Langweilen verboten!

„Die Pause ist an klassischen Vortragsveranstaltungen oft das Beste, hören wir daher von Managern immer wieder. Denn dann endlich kommen sie miteinander ins Gespräch“, schildert Günther Grassmann den Frust vieler Führungskräfte. Er ist Senior Partner der Organisationsberatung Initio, die für Unternehmen alternative Veranstaltungskonzepte realisiert. Grassmanns Erfolgsformel lautet dementsprechend: „Wir machen die Pause zum Hauptformat.“

Heißt konkret, dass der erfahrene Moderator und seine Kollegen mit besonders kommunikativen Ideen wie der Kleingruppenarbeit im „World-Café“ oder der „Fish Bowel“-Diskussion dafür sorgt, dass Teilnehmer nicht nur Smalltalk machen, sondern so miteinander reden, dass Konkretes herauskommt. Dauerbrenner unter den von Profis moderierten Themen sind „Veränderung“ und „Innovation“ oder auch die Frage, wie sich Geschäftsprozesse optimieren lassen. Doch egal, wie sperrig sich ein Thema anhören mag, die oberste Maxime lautet: Langweilen verboten!

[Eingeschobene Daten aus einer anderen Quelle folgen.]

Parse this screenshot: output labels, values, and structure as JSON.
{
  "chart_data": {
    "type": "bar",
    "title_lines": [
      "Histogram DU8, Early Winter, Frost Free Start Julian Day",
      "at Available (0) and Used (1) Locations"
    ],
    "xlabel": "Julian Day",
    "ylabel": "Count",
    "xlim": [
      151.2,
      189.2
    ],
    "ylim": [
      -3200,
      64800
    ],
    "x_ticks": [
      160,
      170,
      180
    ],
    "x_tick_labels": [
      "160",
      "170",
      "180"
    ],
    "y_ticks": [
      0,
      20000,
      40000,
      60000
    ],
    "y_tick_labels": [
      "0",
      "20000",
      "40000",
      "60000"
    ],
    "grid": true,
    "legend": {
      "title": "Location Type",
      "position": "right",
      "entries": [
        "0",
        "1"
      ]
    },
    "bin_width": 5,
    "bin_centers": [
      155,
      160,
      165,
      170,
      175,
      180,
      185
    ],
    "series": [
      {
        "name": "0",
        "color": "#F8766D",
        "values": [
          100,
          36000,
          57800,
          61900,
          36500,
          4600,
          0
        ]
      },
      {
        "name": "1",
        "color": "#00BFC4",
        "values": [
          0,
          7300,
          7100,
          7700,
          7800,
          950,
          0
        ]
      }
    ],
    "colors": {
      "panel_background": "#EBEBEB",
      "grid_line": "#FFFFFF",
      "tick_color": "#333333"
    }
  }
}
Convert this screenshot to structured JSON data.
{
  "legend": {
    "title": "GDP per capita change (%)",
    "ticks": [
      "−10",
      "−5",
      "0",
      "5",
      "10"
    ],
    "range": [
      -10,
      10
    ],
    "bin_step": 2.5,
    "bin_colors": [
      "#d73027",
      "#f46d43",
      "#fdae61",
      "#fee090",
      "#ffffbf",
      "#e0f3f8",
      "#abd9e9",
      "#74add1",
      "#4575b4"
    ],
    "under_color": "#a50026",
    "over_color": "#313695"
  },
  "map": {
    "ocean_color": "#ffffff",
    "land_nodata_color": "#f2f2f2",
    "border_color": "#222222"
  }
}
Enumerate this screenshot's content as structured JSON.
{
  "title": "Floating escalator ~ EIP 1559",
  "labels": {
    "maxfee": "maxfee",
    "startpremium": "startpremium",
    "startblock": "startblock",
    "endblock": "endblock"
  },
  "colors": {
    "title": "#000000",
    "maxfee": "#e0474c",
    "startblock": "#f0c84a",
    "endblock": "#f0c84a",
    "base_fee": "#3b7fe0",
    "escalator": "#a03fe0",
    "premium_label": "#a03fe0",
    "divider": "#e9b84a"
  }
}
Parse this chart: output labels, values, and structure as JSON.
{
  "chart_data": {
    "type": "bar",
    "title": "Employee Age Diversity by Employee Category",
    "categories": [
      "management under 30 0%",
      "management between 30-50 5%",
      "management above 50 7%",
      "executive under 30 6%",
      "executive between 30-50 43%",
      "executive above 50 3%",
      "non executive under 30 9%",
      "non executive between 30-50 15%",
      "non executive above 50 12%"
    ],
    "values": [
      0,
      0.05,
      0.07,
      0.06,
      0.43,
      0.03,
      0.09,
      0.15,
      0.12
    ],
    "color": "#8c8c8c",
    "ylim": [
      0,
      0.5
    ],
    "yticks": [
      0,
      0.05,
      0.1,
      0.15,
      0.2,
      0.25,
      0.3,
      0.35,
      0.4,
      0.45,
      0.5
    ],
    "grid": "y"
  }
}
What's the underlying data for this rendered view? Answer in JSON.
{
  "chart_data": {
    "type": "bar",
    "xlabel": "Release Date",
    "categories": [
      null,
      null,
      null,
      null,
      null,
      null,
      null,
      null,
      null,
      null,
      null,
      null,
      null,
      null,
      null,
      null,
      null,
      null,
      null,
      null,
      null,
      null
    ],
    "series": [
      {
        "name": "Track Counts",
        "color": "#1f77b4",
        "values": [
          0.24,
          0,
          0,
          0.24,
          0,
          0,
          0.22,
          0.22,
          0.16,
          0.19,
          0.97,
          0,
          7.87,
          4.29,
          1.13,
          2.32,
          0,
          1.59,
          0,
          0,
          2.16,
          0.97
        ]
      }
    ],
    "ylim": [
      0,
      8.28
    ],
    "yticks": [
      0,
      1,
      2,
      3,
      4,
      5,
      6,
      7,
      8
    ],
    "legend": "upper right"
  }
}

Kollegen am Findungsprozess beteiligen

Um beim alljährlichen Strategiemeeting an die besten Ideen der 35 Spitzenmanager ihres Unternehmens zu kommen, setzte auch Maria Knill, Personalchefin bei Solarworld in Bonn, auf Abwechslung. „Es geht mir darum, mit dem Veranstaltungskonzept die Kreativität der Kollegen zu wecken und sie nicht nur über fertige Lösungen zu informieren, sondern sie am Findungsprozess zu beteiligen.“

Die Managerin kennt die Schwächen klassischer Konferenzen nur zu gut: „Die Konzentration aufrechtzuhalten, wenn die Teilnehmer mit Vorträgen berieselt werden, ist schwer. Gleichzeitig ist die Bereitschaft des Einzelnen, selbst etwas beizutragen, sehr gering.“

Im Gegensatz dazu gelang es der Führungsriege mit dem von den Initio-Moderatoren durchgeführten World-Café, gemeinsam neue Ideen zu erarbeiten: Zunächst sammelten sie in Gruppen von je fünf Teilnehmern an sieben Tischen sämtliche Ideen zum Thema. In der folgenden gezielten Fragerunde an den von den Moderationsprofis betreuten Tischen und in wechselnder Gruppenbesetzung entwickelten die Manager dann konkrete Vorschläge. Wobei die Moderatoren als „Gastgeber“ dafür sorgten, dass die Folgegruppen stets über die von den Vorgängern entworfenen und auf der „Tischdecke“ notierten Ideen im Bilde waren - und sie weiterentwickeln konnten.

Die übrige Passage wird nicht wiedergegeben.